Anderson discussed the GI Bill of 1944, which offered a wide range of benefits to returning soldiers, including medical care and social work services. The Central Office, Social Work Service, was formed by the VA to set policies and guidelines, including professional standards. The VA also established a Social Work Advisory Committee. By 1975, more than 65,000 veterans were in community care, and hospital beds assigned for psychiatric in-patient care had been reduced by half.

Anderson noted the important role that social work services played in changes in VA medical care, which moved from a hospital-based focus to one utilizing outpatient and community care and that involved the veteran's participation in treatment and rehabilitation.

Elizabeth Watkins has been a leader in public health social work, was a full-time professor at the University of North Carolina, and was instrumental in establishing a joint degree between the schools of social work and public health at UNC. She has served as president of the Association of Teachers of Maternal and Child Health and worked as a social work specialist in professional education with the Medical Social Work Section in the Division of Health of the U.S. Children's Bureau in the Department of Health, Education and Welfare.

Watkins discussed the history of support within federal programs for children with physical and mental disabilities. She noted that in 1961, a presidential panel on mental retardation improved maternity care. She recommended training grants for social work services and a community-based approach.

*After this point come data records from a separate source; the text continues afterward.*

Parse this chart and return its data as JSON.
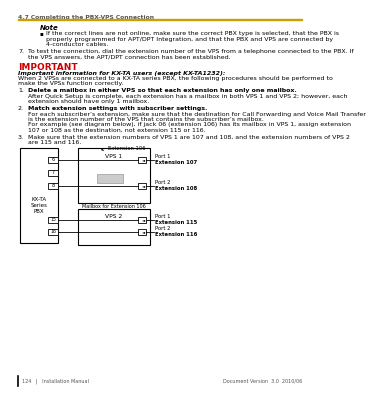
{
  "page_title": "4.7 Completing the PBX-VPS Connection",
  "bg_color": "#ffffff",
  "footer_left": "124   |   Installation Manual",
  "footer_right": "Document Version  3.0  2010/06",
  "note_title": "Note",
  "note_bullet": "If the correct lines are not online, make sure the correct PBX type is selected, that the PBX is properly programmed for APT/DPT Integration, and that the PBX and VPS are connected by 4-conductor cables.",
  "step7_num": "7.",
  "step7_body": "To test the connection, dial the extension number of the VPS from a telephone connected to the PBX. If the VPS answers, the APT/DPT connection has been established.",
  "important_label": "IMPORTANT",
  "important_color": "#cc0000",
  "important_title": "Important information for KX-TA users (except KX-TA1232):",
  "important_body1": "When 2 VPSs are connected to a KX-TA series PBX, the following procedures should be performed to make the VPSs function correctly.",
  "step1_num": "1.",
  "step1_title": "Delete a mailbox in either VPS so that each extension has only one mailbox.",
  "step1_body": "After Quick Setup is complete, each extension has a mailbox in both VPS 1 and VPS 2; however, each extension should have only 1 mailbox.",
  "step2_num": "2.",
  "step2_title": "Match extension settings with subscriber settings.",
  "step2_body1": "For each subscriber’s extension, make sure that the destination for Call Forwarding and Voice Mail Transfer is the extension number of the VPS that contains the subscriber’s mailbox.",
  "step2_body2": "For example (see diagram below), if jack 06 (extension 106) has its mailbox in VPS 1, assign extension 107 or 108 as the destination, not extension 115 or 116.",
  "step3_num": "3.",
  "step3_body": "Make sure that the extension numbers of VPS 1 are 107 and 108, and the extension numbers of VPS 2 are 115 and 116.",
  "diagram": {
    "pbx_label": "KX-TA\nSeries\nPBX",
    "vps1_label": "VPS 1",
    "vps2_label": "VPS 2",
    "ext106_label": "Extension 106",
    "mailbox_label": "Mailbox for Extension 106",
    "jacks_vps1": [
      "6",
      "7",
      "8"
    ],
    "jacks_vps2": [
      "15",
      "16"
    ],
    "port1_vps1": "Port 1\nExtension 107",
    "port2_vps1": "Port 2\nExtension 108",
    "port1_vps2": "Port 1\nExtension 115",
    "port2_vps2": "Port 2\nExtension 116"
  },
  "text_color": "#000000",
  "gray_color": "#555555",
  "fs_body": 4.5,
  "fs_note_title": 5.0,
  "fs_important": 6.5,
  "fs_header": 4.8
}
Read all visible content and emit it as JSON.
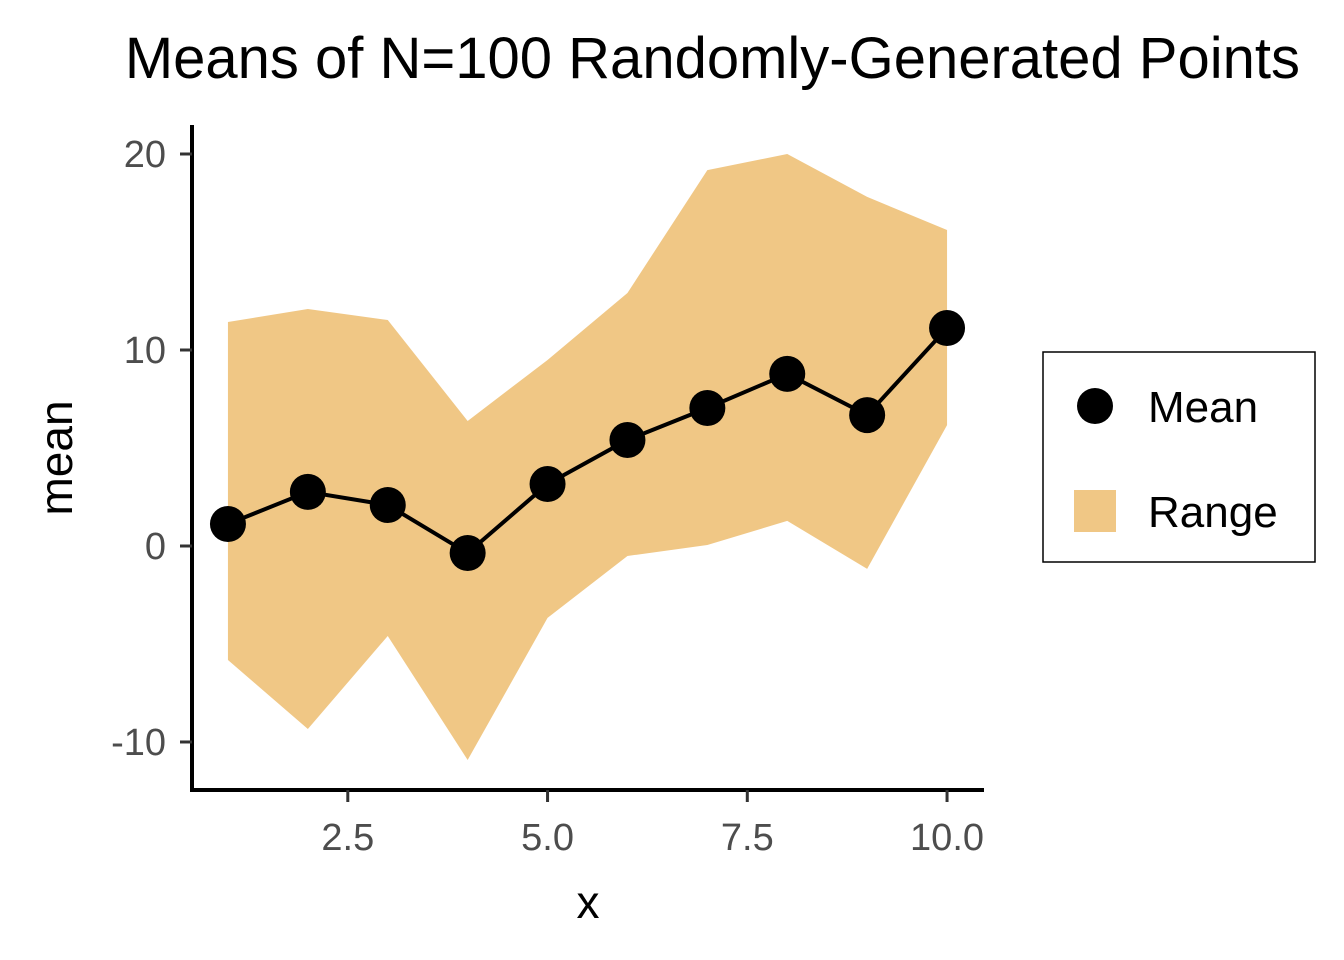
{
  "chart_data": {
    "type": "line",
    "title": "Means of N=100 Randomly-Generated Points",
    "xlabel": "x",
    "ylabel": "mean",
    "xlim": [
      0.55,
      10.45
    ],
    "ylim": [
      -12.45,
      21.48
    ],
    "xticks": [
      2.5,
      5.0,
      7.5,
      10.0
    ],
    "xtick_labels": [
      "2.5",
      "5.0",
      "7.5",
      "10.0"
    ],
    "yticks": [
      -10,
      0,
      10,
      20
    ],
    "ytick_labels": [
      "-10",
      "0",
      "10",
      "20"
    ],
    "grid": false,
    "legend_position": "right",
    "x": [
      1,
      2,
      3,
      4,
      5,
      6,
      7,
      8,
      9,
      10
    ],
    "series": [
      {
        "name": "Mean",
        "type": "line+points",
        "color": "#000000",
        "values": [
          1.12,
          2.76,
          2.09,
          -0.36,
          3.16,
          5.41,
          7.04,
          8.78,
          6.68,
          11.12
        ]
      },
      {
        "name": "Range",
        "type": "ribbon",
        "color": "#F0C785",
        "upper": [
          11.43,
          12.09,
          11.53,
          6.38,
          9.49,
          12.91,
          19.18,
          20.0,
          17.81,
          16.12
        ],
        "lower": [
          -5.82,
          -9.34,
          -4.59,
          -10.92,
          -3.67,
          -0.51,
          0.05,
          1.28,
          -1.17,
          6.17
        ]
      }
    ],
    "legend": [
      "Mean",
      "Range"
    ]
  }
}
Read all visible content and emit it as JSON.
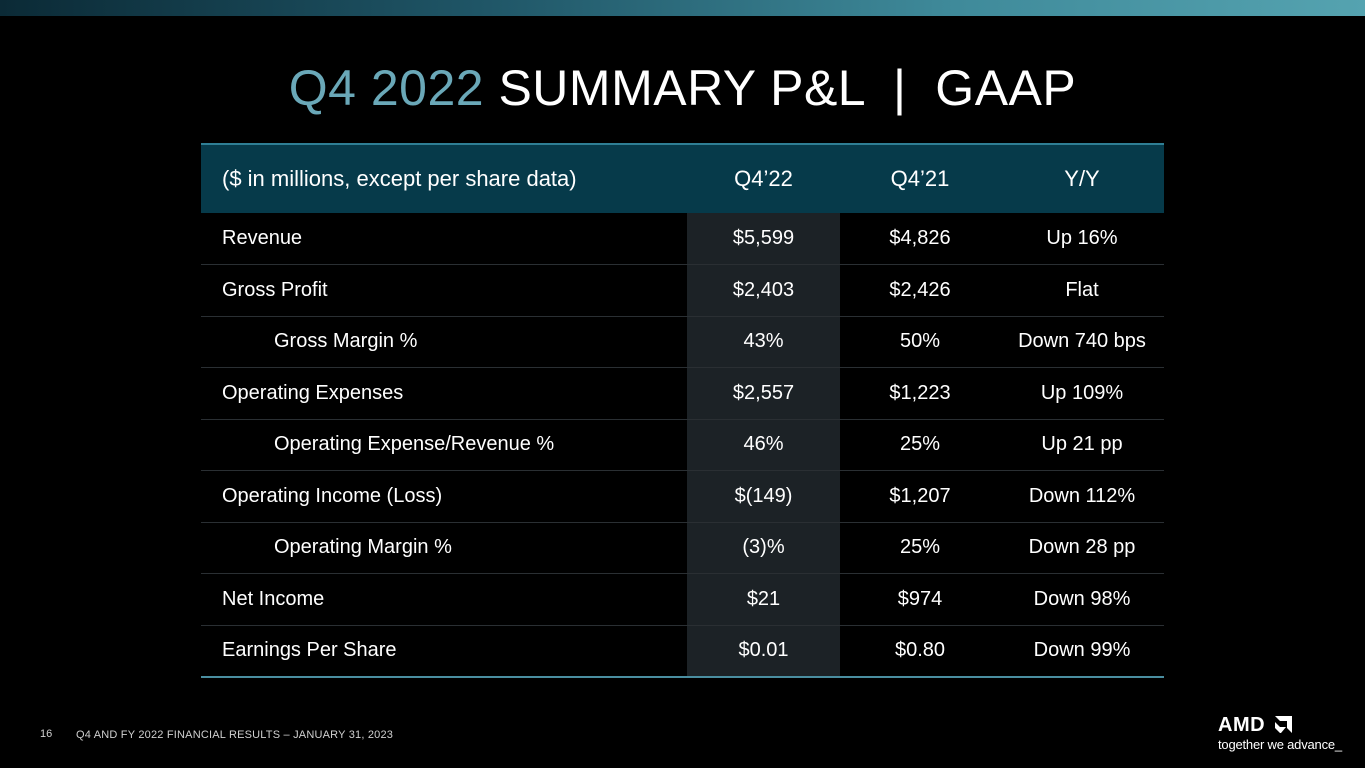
{
  "title": {
    "accent": "Q4 2022",
    "main": " SUMMARY P&L  |  GAAP"
  },
  "table": {
    "headers": [
      "($ in millions, except per share data)",
      "Q4’22",
      "Q4’21",
      "Y/Y"
    ],
    "rows": [
      {
        "label": "Revenue",
        "indent": false,
        "q4_22": "$5,599",
        "q4_21": "$4,826",
        "yy": "Up 16%"
      },
      {
        "label": "Gross Profit",
        "indent": false,
        "q4_22": "$2,403",
        "q4_21": "$2,426",
        "yy": "Flat"
      },
      {
        "label": "Gross Margin %",
        "indent": true,
        "q4_22": "43%",
        "q4_21": "50%",
        "yy": "Down 740 bps"
      },
      {
        "label": "Operating Expenses",
        "indent": false,
        "q4_22": "$2,557",
        "q4_21": "$1,223",
        "yy": "Up 109%"
      },
      {
        "label": "Operating Expense/Revenue %",
        "indent": true,
        "q4_22": "46%",
        "q4_21": "25%",
        "yy": "Up 21 pp"
      },
      {
        "label": "Operating Income (Loss)",
        "indent": false,
        "q4_22": "$(149)",
        "q4_21": "$1,207",
        "yy": "Down 112%"
      },
      {
        "label": "Operating Margin %",
        "indent": true,
        "q4_22": "(3)%",
        "q4_21": "25%",
        "yy": "Down 28 pp"
      },
      {
        "label": "Net Income",
        "indent": false,
        "q4_22": "$21",
        "q4_21": "$974",
        "yy": "Down 98%"
      },
      {
        "label": "Earnings Per Share",
        "indent": false,
        "q4_22": "$0.01",
        "q4_21": "$0.80",
        "yy": "Down 99%"
      }
    ]
  },
  "footer": {
    "page_number": "16",
    "text": "Q4 AND FY 2022 FINANCIAL RESULTS – JANUARY 31, 2023"
  },
  "logo": {
    "word": "AMD",
    "tagline": "together we advance_",
    "icon": "amd-arrow-icon"
  },
  "colors": {
    "accent": "#6aa8b8",
    "header_bg": "#063a4a",
    "highlight_column": "#1c2226",
    "background": "#000000"
  }
}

Watkins called the Reinvestment Initiative "an opportunity for revival." She said the social work profession "need[s] advocacy to develop leadership and get the same representation as nursing and nutrition" in agencies providing child and maternal health care.

Jesse Harris served for more than 20 years as a U.S. Army social worker, culminating in his position as the top-ranked social worker in the army with his appointment as chief of Social Work Services at Walter Reed Army Medical Center and social work consultant to the Army surgeon general. He also served as dean of the University of Maryland at Baltimore School of Social Work.

Harris explained that social work services within the military structure began during the Second World War when, in October 1943, the War Department published a letter establishing the position of psychiatric social work technician. The Air Force established social work services within its structure in 1947, but the Navy did not get its first social worker until 1980.

Harris noted that social work services became understood as important for readiness. In order to retain soldiers, he explained, their families had to be taken care of. Military family service centers help achieve this goal.

Betsy Vourlekis has worked as a social worker and as the social work training officer at St. Elizabeth's Hospital in Washington, D.C., which treats mentally ill people. She has held a faculty position at the University of Maryland, Baltimore County, worked as staff director for health and mental health at NASW and helped establish the Institute for the Advancement of Social Work Research.

Vourlekis reviewed federal initiatives that impacted the social work profession in mental health since the founding of the National Institute of Mental Health (NIMH) in 1946. She discussed the services that NIMH provided, including project grants and community support system grants. She also addressed education programs to train the social work workforce, including the NIMH Social Work Training Grants, which she said helped fund thousands of students and transformed social work, as well as minority training programs.

She also noted advances in research programs for mental health, such as the NIMH Social Work Research Task Force. Vourlekis said that social work early on was considered a core mental health provider by NIMH and noted the expansion of mental health practice into community-based programs.

The listening conference concluded with comments from Paul Stuart, a professor and chair of the Ph.D. program at the University of Alabama School of Social Work, who has expertise in social welfare history and who served as the historical documenter of the program.

A video recording of the listening conference was made; it will be available through the NASW Foundation. A second listening conference is scheduled to be held in February.